Broker PoliciesFor certain types of penny stocks, brokers can charge greater commissions, or be problematic.Brokers will not be problematic for trades in blue chip stocks.
Investment HorizonGains can be seen in short time frames, from hours or days, to weeks or months.It often takes larger, slow-moving companies years for their share prices to advance meaningfully.

Large Price Spread

The difference between the bid and the ask price is generally greater for small cap stocks. (To learn more about price spread, review the section of Understanding Penny Stocks entitled Trading Stocks).

This is due to two factors

  1. Fewer parties are involved in the trading of penny stock shares.
  2. Appropriate valuations are much more difficult to estimate for penny stock companies.

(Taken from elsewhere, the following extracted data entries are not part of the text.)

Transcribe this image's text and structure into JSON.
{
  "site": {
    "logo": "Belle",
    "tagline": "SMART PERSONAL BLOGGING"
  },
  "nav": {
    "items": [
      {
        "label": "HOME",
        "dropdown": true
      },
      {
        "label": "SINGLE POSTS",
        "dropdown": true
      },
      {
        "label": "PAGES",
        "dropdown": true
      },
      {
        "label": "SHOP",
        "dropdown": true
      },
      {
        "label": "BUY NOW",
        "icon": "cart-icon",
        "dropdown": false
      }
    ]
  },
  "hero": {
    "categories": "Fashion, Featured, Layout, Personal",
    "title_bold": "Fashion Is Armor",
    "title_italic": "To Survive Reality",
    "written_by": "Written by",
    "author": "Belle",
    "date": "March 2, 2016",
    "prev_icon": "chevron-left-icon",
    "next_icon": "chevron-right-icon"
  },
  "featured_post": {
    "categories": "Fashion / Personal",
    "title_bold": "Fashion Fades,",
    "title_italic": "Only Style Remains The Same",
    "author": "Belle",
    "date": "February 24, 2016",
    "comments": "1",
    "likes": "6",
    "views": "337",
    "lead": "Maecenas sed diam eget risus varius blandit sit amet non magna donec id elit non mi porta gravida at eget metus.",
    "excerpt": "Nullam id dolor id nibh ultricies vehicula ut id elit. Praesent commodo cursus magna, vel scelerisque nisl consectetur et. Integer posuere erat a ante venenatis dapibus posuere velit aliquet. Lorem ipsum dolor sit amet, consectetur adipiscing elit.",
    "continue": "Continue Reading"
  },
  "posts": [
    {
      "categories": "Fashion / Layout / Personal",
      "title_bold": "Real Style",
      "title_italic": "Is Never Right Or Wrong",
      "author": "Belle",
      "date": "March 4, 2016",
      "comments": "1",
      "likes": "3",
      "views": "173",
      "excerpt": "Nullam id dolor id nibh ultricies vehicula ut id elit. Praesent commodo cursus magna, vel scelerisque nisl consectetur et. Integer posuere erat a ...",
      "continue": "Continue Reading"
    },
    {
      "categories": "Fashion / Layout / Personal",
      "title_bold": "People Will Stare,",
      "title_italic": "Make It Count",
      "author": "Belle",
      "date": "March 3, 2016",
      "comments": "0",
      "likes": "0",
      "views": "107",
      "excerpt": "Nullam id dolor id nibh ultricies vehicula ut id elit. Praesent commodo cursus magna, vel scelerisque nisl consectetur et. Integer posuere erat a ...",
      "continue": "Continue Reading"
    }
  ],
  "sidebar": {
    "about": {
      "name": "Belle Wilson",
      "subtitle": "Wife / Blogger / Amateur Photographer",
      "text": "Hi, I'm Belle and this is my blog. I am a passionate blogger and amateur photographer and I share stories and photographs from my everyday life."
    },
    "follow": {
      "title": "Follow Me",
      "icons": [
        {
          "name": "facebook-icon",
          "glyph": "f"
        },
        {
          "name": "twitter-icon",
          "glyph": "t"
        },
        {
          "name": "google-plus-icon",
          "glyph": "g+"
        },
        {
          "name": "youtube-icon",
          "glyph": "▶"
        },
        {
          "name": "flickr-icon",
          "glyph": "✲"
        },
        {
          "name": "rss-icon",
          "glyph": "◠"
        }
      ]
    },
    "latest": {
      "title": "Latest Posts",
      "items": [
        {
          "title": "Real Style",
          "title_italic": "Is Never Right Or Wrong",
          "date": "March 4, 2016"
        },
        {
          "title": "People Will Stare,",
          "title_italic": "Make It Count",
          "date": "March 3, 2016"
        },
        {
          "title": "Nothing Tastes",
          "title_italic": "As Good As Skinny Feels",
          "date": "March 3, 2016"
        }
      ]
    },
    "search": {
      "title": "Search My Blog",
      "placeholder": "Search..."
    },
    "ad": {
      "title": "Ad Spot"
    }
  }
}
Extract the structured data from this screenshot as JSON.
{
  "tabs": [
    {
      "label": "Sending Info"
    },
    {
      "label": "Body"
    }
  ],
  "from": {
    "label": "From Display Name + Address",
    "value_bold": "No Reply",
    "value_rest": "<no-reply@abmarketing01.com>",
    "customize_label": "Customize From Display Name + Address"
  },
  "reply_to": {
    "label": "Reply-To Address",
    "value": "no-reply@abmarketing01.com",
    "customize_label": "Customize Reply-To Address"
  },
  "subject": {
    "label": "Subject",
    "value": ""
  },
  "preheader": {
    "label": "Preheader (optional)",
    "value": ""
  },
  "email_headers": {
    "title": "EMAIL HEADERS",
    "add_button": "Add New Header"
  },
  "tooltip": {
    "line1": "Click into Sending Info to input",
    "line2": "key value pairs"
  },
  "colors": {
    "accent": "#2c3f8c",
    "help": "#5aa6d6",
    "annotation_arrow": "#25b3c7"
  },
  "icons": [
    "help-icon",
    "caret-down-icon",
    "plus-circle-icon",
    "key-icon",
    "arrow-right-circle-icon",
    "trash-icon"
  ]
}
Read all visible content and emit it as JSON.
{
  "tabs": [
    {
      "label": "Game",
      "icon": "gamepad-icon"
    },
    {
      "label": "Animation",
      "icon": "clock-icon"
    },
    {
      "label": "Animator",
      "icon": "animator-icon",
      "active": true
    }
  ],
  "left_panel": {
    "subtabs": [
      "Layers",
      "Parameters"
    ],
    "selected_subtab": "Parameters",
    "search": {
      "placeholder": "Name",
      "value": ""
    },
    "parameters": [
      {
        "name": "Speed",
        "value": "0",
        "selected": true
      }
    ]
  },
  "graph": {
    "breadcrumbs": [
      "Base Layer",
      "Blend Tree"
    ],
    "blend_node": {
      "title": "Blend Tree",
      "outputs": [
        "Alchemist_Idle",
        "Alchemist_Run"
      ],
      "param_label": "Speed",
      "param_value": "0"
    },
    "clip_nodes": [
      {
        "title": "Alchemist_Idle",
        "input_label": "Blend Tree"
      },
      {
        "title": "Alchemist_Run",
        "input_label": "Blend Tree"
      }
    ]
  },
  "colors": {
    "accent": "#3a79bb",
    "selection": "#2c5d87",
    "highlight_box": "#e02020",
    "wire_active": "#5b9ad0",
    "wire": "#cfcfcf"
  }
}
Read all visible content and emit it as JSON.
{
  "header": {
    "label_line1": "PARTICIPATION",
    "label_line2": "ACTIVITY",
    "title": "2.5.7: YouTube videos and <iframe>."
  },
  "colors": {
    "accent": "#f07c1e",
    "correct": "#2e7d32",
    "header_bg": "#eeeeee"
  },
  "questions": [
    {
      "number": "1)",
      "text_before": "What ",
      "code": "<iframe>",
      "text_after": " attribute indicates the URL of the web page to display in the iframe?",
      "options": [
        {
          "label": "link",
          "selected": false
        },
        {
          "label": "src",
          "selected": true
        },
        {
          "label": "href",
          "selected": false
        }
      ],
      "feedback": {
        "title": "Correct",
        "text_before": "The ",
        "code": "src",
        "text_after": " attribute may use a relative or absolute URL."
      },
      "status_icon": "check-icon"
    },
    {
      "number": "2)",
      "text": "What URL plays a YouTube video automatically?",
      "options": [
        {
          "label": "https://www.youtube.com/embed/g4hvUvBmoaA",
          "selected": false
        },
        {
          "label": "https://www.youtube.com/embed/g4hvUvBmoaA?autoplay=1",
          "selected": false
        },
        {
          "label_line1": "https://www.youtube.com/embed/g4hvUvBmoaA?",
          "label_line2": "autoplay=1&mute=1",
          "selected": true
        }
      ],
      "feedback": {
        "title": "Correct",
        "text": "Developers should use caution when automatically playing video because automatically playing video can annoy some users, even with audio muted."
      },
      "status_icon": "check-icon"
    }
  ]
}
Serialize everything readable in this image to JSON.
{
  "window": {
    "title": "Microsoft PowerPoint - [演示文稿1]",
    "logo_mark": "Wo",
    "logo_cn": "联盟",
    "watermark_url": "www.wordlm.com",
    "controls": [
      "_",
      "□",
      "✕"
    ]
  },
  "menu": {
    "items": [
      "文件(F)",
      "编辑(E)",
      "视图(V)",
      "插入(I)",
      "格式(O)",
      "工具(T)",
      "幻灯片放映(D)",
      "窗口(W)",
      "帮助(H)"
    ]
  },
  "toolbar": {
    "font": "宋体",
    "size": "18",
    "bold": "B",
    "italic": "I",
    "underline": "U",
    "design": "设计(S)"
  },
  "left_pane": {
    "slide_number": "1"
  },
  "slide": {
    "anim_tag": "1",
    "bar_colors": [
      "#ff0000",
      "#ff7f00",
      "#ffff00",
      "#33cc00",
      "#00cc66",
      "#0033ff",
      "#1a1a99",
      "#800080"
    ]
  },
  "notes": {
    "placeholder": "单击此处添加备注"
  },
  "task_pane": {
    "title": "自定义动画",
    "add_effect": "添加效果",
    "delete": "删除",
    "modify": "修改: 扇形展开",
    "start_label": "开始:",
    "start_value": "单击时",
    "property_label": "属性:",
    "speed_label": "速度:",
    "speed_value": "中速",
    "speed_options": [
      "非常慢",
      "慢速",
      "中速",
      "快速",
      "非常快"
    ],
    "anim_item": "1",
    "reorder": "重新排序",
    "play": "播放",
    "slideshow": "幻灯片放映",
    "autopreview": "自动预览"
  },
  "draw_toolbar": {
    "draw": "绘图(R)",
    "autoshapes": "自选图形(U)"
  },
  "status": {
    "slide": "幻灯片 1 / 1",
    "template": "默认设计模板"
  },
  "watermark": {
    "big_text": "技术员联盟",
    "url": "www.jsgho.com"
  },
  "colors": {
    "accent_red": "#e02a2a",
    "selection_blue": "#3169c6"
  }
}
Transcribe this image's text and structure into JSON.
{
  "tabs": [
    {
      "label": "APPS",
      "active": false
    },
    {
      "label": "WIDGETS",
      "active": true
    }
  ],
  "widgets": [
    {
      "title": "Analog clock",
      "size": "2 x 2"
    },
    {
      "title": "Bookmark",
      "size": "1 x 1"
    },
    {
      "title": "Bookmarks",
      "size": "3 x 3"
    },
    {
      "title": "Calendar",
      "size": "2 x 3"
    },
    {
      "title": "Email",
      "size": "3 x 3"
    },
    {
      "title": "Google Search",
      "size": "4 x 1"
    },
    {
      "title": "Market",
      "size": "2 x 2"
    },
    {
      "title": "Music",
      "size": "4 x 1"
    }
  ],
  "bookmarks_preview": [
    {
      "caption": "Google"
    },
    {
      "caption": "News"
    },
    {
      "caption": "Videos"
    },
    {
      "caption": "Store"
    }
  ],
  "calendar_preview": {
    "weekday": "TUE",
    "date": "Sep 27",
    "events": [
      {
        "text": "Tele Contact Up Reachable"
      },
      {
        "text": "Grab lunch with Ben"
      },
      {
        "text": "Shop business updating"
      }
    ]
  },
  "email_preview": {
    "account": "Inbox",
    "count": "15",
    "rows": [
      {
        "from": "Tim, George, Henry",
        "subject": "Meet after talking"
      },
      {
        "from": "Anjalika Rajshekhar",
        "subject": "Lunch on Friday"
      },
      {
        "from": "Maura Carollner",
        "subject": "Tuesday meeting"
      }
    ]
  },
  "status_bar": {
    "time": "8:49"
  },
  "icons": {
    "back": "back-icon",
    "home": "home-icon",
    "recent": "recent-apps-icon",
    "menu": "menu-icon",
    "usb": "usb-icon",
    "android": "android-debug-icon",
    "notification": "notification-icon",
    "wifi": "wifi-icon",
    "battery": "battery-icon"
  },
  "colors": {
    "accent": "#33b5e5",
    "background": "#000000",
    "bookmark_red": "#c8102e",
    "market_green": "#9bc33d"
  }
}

The spread between bid and ask prices for small cap stocks can often be greater than 10%, so it is very important to use a LIMIT order rather than a MARKET order, so as to ensure the trading price of the shares you buy or sell. (Learn about market and limit orders in Chapter Two, in the section entitled, Trading Stocks.

Volatility

Penny stocks are often very volatile and can make large percentage moves in short time frames. This means that investors should keep a watchful eye on their investments, rather than buying and holding for the long term. While there are many penny stocks available which may be long term investments, they still need to be monitored very closely due to their volatility.

Conventional Rules Don't Always Apply

Forces driving penny stocks are very different than those affecting the share prices of other types of investments. For example, speculation, promotional efforts, seasonality, and 'potential' are a few criteria which should be examined in greater depth with penny stocks than other investments.

As well, depending on the type of company, patents and technological innovations, success of surrounding exploration claims, past management effectiveness, and corporate alliances can also play a major role in the direction of the share price.

While other criteria do apply, such as technical indicators, standard fundamental analysis, insider trading, and institutional sponsorship, they impact the underlying stock differently depending if it is a small company or a large company.

Takeover and Acquisition Targets

The smaller relative size of many penny stock companies makes them more likely to be taken over by larger companies in the same industry.

As well, many smaller companies have the rights to important exploration lands, technology patents, or strategic market share which they don't have the resources to effectively exploit, meaning that larger corporations can move in and benefit where the smaller company was unable to.

When a company gets taken over it is usually to the benefit of the shareholders, as they often realize a price increase in their holdings.

Investor Expectations

The reasons for investing in penny stocks generally involves the hope of large, significant profit. The average investor will hold their shares in a penny stock company for shorter time periods than they would for a blue chip corporation, and will hold out for significant profits before selling their shares. This is important to consider when gaining an understanding of investor sentiment towards a particular company, and extrapolating share price movements from that understanding.

Investor expectations are also different as they relate to company operations. It is generally more acceptable for a small cap company to be losing money, over-spending on research and development, or growing very rapidly.

It is less than acceptable from an investor's point of view for a penny stock company to be undergoing negative or nil growth, to be paying dividends, or to be diversifying among non-related industries.